Ok. I finally found it–a word that resonates with my hopes for the year and that feels right.
I get so caught up in silly, trivial little time- and energy-sucks that I forget to really live. And for me, living means doing the things I love, things that make me feel good, with intent and with full awareness and appreciation. I constantly struggle with the disparity between the way I actually spend my time and the way my priority list (on paper) is arranged. While I appreciate the poetry, I definitely don’t want to become some cliched embodiment of a John Lennon lyric.

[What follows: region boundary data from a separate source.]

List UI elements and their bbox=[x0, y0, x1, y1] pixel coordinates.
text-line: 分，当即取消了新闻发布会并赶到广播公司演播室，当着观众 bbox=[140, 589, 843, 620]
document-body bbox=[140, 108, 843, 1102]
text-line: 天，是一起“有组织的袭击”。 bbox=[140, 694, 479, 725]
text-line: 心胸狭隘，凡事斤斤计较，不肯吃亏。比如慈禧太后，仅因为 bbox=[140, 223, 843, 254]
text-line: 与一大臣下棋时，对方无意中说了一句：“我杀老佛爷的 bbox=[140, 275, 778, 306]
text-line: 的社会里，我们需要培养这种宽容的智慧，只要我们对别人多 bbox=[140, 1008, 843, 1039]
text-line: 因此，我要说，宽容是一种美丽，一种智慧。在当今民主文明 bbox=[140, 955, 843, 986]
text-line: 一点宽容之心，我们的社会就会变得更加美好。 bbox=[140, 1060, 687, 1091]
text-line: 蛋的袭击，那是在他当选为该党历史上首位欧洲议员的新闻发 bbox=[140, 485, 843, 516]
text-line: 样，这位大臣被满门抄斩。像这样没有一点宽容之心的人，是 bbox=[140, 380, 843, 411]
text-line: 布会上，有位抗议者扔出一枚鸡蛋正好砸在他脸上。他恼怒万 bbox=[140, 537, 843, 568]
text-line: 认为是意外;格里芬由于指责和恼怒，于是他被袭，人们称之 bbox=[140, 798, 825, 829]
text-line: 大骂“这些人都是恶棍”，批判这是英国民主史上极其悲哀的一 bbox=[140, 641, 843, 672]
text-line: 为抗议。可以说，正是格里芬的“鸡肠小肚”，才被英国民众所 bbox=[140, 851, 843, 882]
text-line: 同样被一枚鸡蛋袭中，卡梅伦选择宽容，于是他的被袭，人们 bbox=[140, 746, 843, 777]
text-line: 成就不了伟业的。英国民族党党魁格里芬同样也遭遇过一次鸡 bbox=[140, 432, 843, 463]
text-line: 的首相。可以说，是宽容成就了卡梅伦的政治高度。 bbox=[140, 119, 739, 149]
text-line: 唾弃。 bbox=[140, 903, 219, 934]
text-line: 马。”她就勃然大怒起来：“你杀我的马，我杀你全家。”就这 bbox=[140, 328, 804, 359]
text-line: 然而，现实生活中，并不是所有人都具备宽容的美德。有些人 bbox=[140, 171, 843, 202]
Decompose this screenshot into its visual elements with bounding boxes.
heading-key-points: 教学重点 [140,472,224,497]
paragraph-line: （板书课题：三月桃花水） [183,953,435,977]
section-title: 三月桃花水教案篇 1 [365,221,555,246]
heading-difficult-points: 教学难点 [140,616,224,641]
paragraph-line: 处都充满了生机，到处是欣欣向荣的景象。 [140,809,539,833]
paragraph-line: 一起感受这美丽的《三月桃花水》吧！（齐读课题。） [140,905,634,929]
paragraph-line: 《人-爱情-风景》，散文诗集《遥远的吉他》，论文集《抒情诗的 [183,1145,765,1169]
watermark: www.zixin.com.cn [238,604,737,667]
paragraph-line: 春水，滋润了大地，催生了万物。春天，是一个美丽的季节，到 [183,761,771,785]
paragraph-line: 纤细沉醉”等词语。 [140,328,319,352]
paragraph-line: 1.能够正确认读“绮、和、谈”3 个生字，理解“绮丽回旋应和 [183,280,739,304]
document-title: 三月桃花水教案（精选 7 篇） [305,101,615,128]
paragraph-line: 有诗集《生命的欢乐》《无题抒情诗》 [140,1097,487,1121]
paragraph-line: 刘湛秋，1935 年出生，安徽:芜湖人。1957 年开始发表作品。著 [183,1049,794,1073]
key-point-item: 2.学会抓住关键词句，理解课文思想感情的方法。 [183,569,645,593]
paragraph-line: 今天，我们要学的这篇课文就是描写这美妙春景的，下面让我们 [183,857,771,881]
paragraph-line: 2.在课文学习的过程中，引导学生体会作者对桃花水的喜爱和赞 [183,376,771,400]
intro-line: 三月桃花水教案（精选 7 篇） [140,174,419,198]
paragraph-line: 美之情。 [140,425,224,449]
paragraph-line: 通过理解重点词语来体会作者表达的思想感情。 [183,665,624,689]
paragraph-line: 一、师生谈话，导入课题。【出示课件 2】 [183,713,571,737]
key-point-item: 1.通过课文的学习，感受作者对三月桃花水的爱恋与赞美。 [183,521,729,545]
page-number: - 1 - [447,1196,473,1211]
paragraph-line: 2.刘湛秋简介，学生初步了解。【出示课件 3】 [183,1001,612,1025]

This one’s going to take some work. . . some seriously deliberate and self-conscious work. It’s so easy for me fall into auto-pilot getting-things-done mode. I know work has to get done. I have to be a dedicated teacher to feel good about my work. I have to have a clean house to feel good about my home. But procrastinating by checking facebook and e-mail multiple times a day or mindlessly staring at a tv screen tuned to a show I don’t even enjoy is just silly. It’s also pretty embarrassing and unappreciative. Shame on me.
I want to live like I’m on EBtv — like everything I do (y’know. . . except the bathroom stuff) is visible and public. Seriously, I would be mortified if people saw the ridiculous things I do to waste time, and wasting really is what it is. I’m not talking about spending every waking moment of every day doing something productive. I’m just talking about not wasting anymore moments. I would have no problems with people seeing me blog, read good novels, watch my favorite tv shows, or eat desserts because those things bring me pleasure. I just need to cut out all of those activities that do nothing for me other than help me pass the time. And changing my stance on passing time as a desirable activity might be a good start.
So there you go. That’s the word for 2010. . . a few days late.